Mechanisms of Toxicity Group, School of Life and Health Sciences, Aston University, Birmingham B4 7ET, UK.
Environ Toxicol Pharmacol. 2004 May;17(1):55-9. doi: 10.1016/j.etap.2004.01.005.
The respective methaemoglobin forming and GSH depleting capabilities of monoacetyl dapsone hydroxylamine (MADDS-NHOH) and dapsone hydroxylamine (DDS-NHOH) were compared in human diabetic and non-diabetic erythrocytes in vitro with a view to select the most potent agent for future oxidative stress and antioxidant evaluation studies.

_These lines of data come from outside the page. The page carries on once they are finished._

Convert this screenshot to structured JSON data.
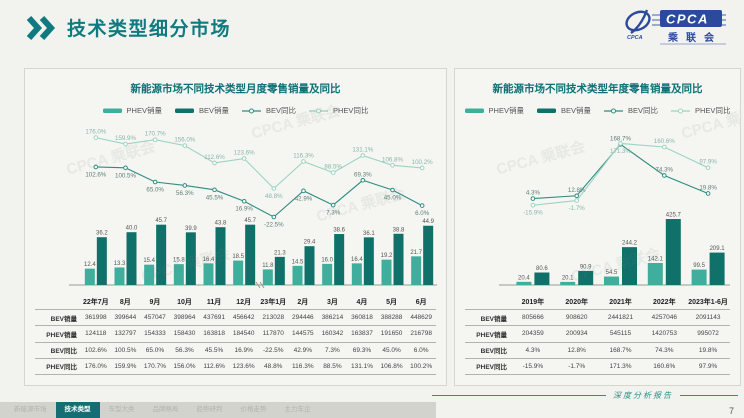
{
  "header": {
    "title": "技术类型细分市场",
    "logo": {
      "brand": "CPCA",
      "brand_cn": "乘联会"
    }
  },
  "watermark": "CPCA 乘联会",
  "colors": {
    "accent": "#0f7a80",
    "phev_bar": "#3fae9c",
    "bev_bar": "#10716a",
    "bev_line": "#2f8c82",
    "phev_line": "#9ad4c3",
    "active_tab_bg": "#156e74",
    "logo_blue": "#2b4a9e"
  },
  "chart_data": [
    {
      "type": "bar+line",
      "title": "新能源市场不同技术类型月度零售销量及同比",
      "bar_unit": "万",
      "categories": [
        "22年7月",
        "8月",
        "9月",
        "10月",
        "11月",
        "12月",
        "23年1月",
        "2月",
        "3月",
        "4月",
        "5月",
        "6月"
      ],
      "bar_series": [
        {
          "name": "PHEV销量",
          "color": "#3fae9c",
          "values": [
            12.4,
            13.3,
            15.4,
            15.8,
            16.4,
            18.5,
            11.8,
            14.5,
            16.0,
            16.4,
            19.2,
            21.7
          ]
        },
        {
          "name": "BEV销量",
          "color": "#10716a",
          "values": [
            36.2,
            40.0,
            45.7,
            39.9,
            43.8,
            45.7,
            21.3,
            29.4,
            38.6,
            36.1,
            38.8,
            44.9
          ]
        }
      ],
      "line_series": [
        {
          "name": "BEV同比",
          "color": "#2f8c82",
          "label_color": "#5d7f79",
          "values": [
            102.6,
            100.5,
            65.0,
            56.3,
            45.5,
            16.9,
            -22.5,
            42.9,
            7.3,
            69.3,
            45.0,
            6.0
          ]
        },
        {
          "name": "PHEV同比",
          "color": "#9ad4c3",
          "label_color": "#87b7a9",
          "values": [
            176.0,
            159.9,
            170.7,
            156.0,
            112.6,
            123.6,
            48.8,
            116.3,
            88.5,
            131.1,
            106.8,
            100.2
          ]
        }
      ],
      "table": {
        "row_headers": [
          "BEV销量",
          "PHEV销量",
          "BEV同比",
          "PHEV同比"
        ],
        "rows": [
          [
            "361998",
            "399644",
            "457047",
            "398964",
            "437691",
            "456642",
            "213028",
            "294446",
            "386214",
            "360818",
            "388288",
            "448629"
          ],
          [
            "124118",
            "132797",
            "154333",
            "158430",
            "163818",
            "184540",
            "117870",
            "144575",
            "160342",
            "163837",
            "191650",
            "216798"
          ],
          [
            "102.6%",
            "100.5%",
            "65.0%",
            "56.3%",
            "45.5%",
            "16.9%",
            "-22.5%",
            "42.9%",
            "7.3%",
            "69.3%",
            "45.0%",
            "6.0%"
          ],
          [
            "176.0%",
            "159.9%",
            "170.7%",
            "156.0%",
            "112.6%",
            "123.6%",
            "48.8%",
            "116.3%",
            "88.5%",
            "131.1%",
            "106.8%",
            "100.2%"
          ]
        ]
      }
    },
    {
      "type": "bar+line",
      "title": "新能源市场不同技术类型年度零售销量及同比",
      "bar_unit": "万",
      "categories": [
        "2019年",
        "2020年",
        "2021年",
        "2022年",
        "2023年1-6月"
      ],
      "bar_series": [
        {
          "name": "PHEV销量",
          "color": "#3fae9c",
          "values": [
            20.4,
            20.1,
            54.5,
            142.1,
            99.5
          ]
        },
        {
          "name": "BEV销量",
          "color": "#10716a",
          "values": [
            80.6,
            90.9,
            244.2,
            425.7,
            209.1
          ]
        }
      ],
      "line_series": [
        {
          "name": "BEV同比",
          "color": "#2f8c82",
          "label_color": "#5d7f79",
          "values": [
            4.3,
            12.8,
            168.7,
            74.3,
            19.8
          ]
        },
        {
          "name": "PHEV同比",
          "color": "#9ad4c3",
          "label_color": "#87b7a9",
          "values": [
            -15.9,
            -1.7,
            171.3,
            160.6,
            97.9
          ]
        }
      ],
      "table": {
        "row_headers": [
          "BEV销量",
          "PHEV销量",
          "BEV同比",
          "PHEV同比"
        ],
        "rows": [
          [
            "805666",
            "908620",
            "2441821",
            "4257046",
            "2091143"
          ],
          [
            "204359",
            "200934",
            "545115",
            "1420753",
            "995072"
          ],
          [
            "4.3%",
            "12.8%",
            "168.7%",
            "74.3%",
            "19.8%"
          ],
          [
            "-15.9%",
            "-1.7%",
            "171.3%",
            "160.6%",
            "97.9%"
          ]
        ]
      }
    }
  ],
  "nav": {
    "tabs": [
      {
        "label": "新能源市场",
        "active": false
      },
      {
        "label": "技术类型",
        "active": true
      },
      {
        "label": "车型大类",
        "active": false
      },
      {
        "label": "品牌格局",
        "active": false
      },
      {
        "label": "趋势研判",
        "active": false
      },
      {
        "label": "价格走势",
        "active": false
      },
      {
        "label": "主力车企",
        "active": false
      }
    ]
  },
  "footer": {
    "report_label": "深度分析报告",
    "page": "7"
  }
}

Administration of both metabolites to non-diabetic erythrocytes over the 20min period of the study resulted in significantly more methaemoglobin formation at all four time points compared with the diabetic erythrocytes (P<0.0001). At all four time points, significantly more methaemoglobin was formed in response to MADDS-NHOH in non-diabetic cells compared with the effects of DDS-NHOH on diabetic erythrocytes (P<0.0001). At the 5 and 10min time points, significantly more methaemglobin was formed in non-diabetic cells in the presence of MADDS-NHOH compared with DDS-NHOH (P<0.05). At the 5min time point only, significantly more methaemoglobin was formed in the presence of MADDS-NHOH in diabetic cells compared with that of DDS-NHOH (P<0.01). However, compared with diabetic control GSH levels, the presence of DDS-NHOH caused a significant depletion in GSH at 5, 10 and 20min time points in diabetic cells (P<0.001). In addition, the presence of DDS-NHOH caused a significant reduction in GSH levels in diabetic cells in comparison with those of non-diabetics at the 5, 10 and 20min, (P<0.005). DDS-NHOH was also associated with a significant depletion of GSH levels in diabetic cells compared with those of non-diabetic control erythrocytes (P<0.0001). The presence of MADDS-NHOH in diabetic erythrocytes led to a significant reduction in GSH levels at the 20min time point compared with those of non-diabetics (P<0.001), but there were no significant differences at the 5, 10 and 15min points. Due to its greater GSH-depleting action, DDS-NHOH will be selected for future use in the oxidative stress assessment in diabetic erythrocytes.
比较了单乙酰对苯二胺羟胺(MADDS-NHOH)和对苯二胺羟胺(DDS-NHOH)在体外对人糖尿病和非糖尿病红细胞的高铁血红蛋白形成和 GSH 耗竭能力,以期选择最有效的药物用于未来的氧化应激和抗氧化评估研究。在研究的 20 分钟期间,两种代谢物均施用于非糖尿病红细胞,与糖尿病红细胞相比,所有四个时间点的高铁血红蛋白形成均明显更多(P<0.0001)。在所有四个时间点,与 DDS-NHOH 对糖尿病红细胞的作用相比,非糖尿病细胞对 MADDS-NHOH 的反应中形成的高铁血红蛋白明显更多(P<0.0001)。在 5 和 10 分钟时间点,非糖尿病细胞中 MADDS-NHOH 的存在下形成的高铁血红蛋白明显多于 DDS-NHOH(P<0.05)。仅在 5 分钟时间点,糖尿病细胞中 MADDS-NHOH 的存在下形成的高铁血红蛋白明显多于 DDS-NHOH(P<0.01)。然而,与糖尿病对照 GSH 水平相比,DDS-NHOH 的存在在 5、10 和 20 分钟时间点导致糖尿病细胞中 GSH 的显著耗竭(P<0.001)。此外,与非糖尿病患者相比,DDS-NHOH 的存在还导致糖尿病细胞中的 GSH 水平在 5、10 和 20 分钟时显著降低(P<0.005)。与非糖尿病对照红细胞相比,DDS-NHOH 在糖尿病细胞中也与 GSH 水平的显著耗竭相关(P<0.0001)。MADDS-NHOH 在糖尿病红细胞中的存在导致与非糖尿病者相比,在 20 分钟时间点 GSH 水平显著降低(P<0.001),但在 5、10 和 15 分钟时无显著差异。由于其更强的 GSH 耗竭作用,DDS-NHOH 将被选择用于未来糖尿病红细胞的氧化应激评估。